The European Union advanced a proposal this month to criminalize AI-generated child sexual abuse material, closing a legal gap that has existed since synthetic image tools became consumer-grade. Reuters reported the move on March 13; the measure targets generative AI output regardless of whether real children were involved in its creation.

Child protection agencies have flagged this gap for years. EU law on CSAM was written before diffusion models existed, leaving prosecutors uncertain whether synthetic imagery fell within existing prohibitions. The new proposal removes that ambiguity.

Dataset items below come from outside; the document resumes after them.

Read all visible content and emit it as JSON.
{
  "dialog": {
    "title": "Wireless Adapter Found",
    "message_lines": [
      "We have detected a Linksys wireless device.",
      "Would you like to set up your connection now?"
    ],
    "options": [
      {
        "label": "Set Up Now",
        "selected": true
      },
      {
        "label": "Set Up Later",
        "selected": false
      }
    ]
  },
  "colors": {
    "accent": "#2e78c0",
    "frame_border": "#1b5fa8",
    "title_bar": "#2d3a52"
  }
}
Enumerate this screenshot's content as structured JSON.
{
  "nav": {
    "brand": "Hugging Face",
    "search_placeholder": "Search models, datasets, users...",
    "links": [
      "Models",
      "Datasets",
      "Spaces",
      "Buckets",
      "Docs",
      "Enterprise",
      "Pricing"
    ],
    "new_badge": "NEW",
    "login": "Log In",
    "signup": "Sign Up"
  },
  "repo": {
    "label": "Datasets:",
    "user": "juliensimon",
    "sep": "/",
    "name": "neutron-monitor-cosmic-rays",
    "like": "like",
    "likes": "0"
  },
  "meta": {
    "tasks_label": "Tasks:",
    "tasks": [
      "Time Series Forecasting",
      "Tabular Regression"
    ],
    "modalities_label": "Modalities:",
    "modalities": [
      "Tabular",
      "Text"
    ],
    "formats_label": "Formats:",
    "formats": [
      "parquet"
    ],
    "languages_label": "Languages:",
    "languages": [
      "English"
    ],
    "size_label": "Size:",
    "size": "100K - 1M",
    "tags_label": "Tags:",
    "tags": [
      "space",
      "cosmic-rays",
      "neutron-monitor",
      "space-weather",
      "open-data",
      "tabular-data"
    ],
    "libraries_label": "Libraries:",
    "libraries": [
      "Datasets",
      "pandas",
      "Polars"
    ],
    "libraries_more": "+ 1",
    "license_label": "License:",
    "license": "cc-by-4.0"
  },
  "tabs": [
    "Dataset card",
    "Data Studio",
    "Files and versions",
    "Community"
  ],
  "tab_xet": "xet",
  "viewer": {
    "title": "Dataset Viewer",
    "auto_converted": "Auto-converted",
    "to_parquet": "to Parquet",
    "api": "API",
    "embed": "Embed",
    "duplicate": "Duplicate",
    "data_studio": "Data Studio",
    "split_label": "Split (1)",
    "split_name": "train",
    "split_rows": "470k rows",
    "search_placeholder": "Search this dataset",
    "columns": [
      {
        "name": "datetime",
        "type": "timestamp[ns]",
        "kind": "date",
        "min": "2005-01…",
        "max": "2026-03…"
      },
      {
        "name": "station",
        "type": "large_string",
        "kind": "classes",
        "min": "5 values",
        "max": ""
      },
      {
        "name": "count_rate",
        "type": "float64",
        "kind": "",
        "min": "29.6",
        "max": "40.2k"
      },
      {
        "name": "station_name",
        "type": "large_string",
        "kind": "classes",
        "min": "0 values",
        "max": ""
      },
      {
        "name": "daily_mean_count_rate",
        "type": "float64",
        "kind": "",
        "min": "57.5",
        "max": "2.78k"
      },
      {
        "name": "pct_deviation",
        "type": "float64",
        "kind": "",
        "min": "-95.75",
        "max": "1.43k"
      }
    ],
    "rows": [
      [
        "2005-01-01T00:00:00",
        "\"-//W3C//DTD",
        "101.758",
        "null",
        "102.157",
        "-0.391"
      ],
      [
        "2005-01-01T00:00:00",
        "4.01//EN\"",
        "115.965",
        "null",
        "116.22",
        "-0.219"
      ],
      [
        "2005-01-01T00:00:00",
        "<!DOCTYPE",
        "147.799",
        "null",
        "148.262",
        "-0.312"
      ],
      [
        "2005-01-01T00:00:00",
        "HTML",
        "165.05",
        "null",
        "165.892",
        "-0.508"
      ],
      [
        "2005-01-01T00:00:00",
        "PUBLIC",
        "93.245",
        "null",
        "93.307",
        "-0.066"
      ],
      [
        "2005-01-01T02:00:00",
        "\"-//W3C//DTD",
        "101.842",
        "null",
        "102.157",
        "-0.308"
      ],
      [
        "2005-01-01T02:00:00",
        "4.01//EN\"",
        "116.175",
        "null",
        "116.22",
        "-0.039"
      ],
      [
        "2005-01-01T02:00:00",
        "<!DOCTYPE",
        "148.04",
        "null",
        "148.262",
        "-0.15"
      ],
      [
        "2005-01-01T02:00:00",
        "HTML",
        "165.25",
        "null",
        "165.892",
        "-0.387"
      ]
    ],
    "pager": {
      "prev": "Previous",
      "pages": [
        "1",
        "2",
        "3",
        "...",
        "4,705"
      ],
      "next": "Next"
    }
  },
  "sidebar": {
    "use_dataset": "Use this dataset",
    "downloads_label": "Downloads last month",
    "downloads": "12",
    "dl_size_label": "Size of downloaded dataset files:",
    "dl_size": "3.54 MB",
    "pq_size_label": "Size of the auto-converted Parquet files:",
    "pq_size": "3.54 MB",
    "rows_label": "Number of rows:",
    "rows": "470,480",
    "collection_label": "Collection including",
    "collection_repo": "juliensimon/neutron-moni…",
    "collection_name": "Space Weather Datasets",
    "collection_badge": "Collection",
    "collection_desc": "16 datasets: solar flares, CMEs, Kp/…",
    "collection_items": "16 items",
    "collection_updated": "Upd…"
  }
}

Not everyone agrees the ban is the right instrument. Some researchers argue that synthetic CSAM — generated without real victims — could reduce demand for material produced through actual abuse, cutting the financial incentives for exploitation. The evidence on whether access to such content increases or decreases real-world offending remains contested; studies have reached conflicting conclusions depending on jurisdiction and methodology. The opposing view, which underpins calls for still-broader restrictions, is that no reliable technical method exists to distinguish AI-generated imagery from photographs, making provenance-based enforcement largely unworkable — a problem that extends equally to non-consensual deepfakes.

EU officials quoted in the Reuters report described the proposal as a starting point rather than a complete framework. Legislators working on the file have acknowledged that updates will be required as image generation capabilities advance. The European Commission is expected to follow with additional measures targeting synthetic content before the end of 2026.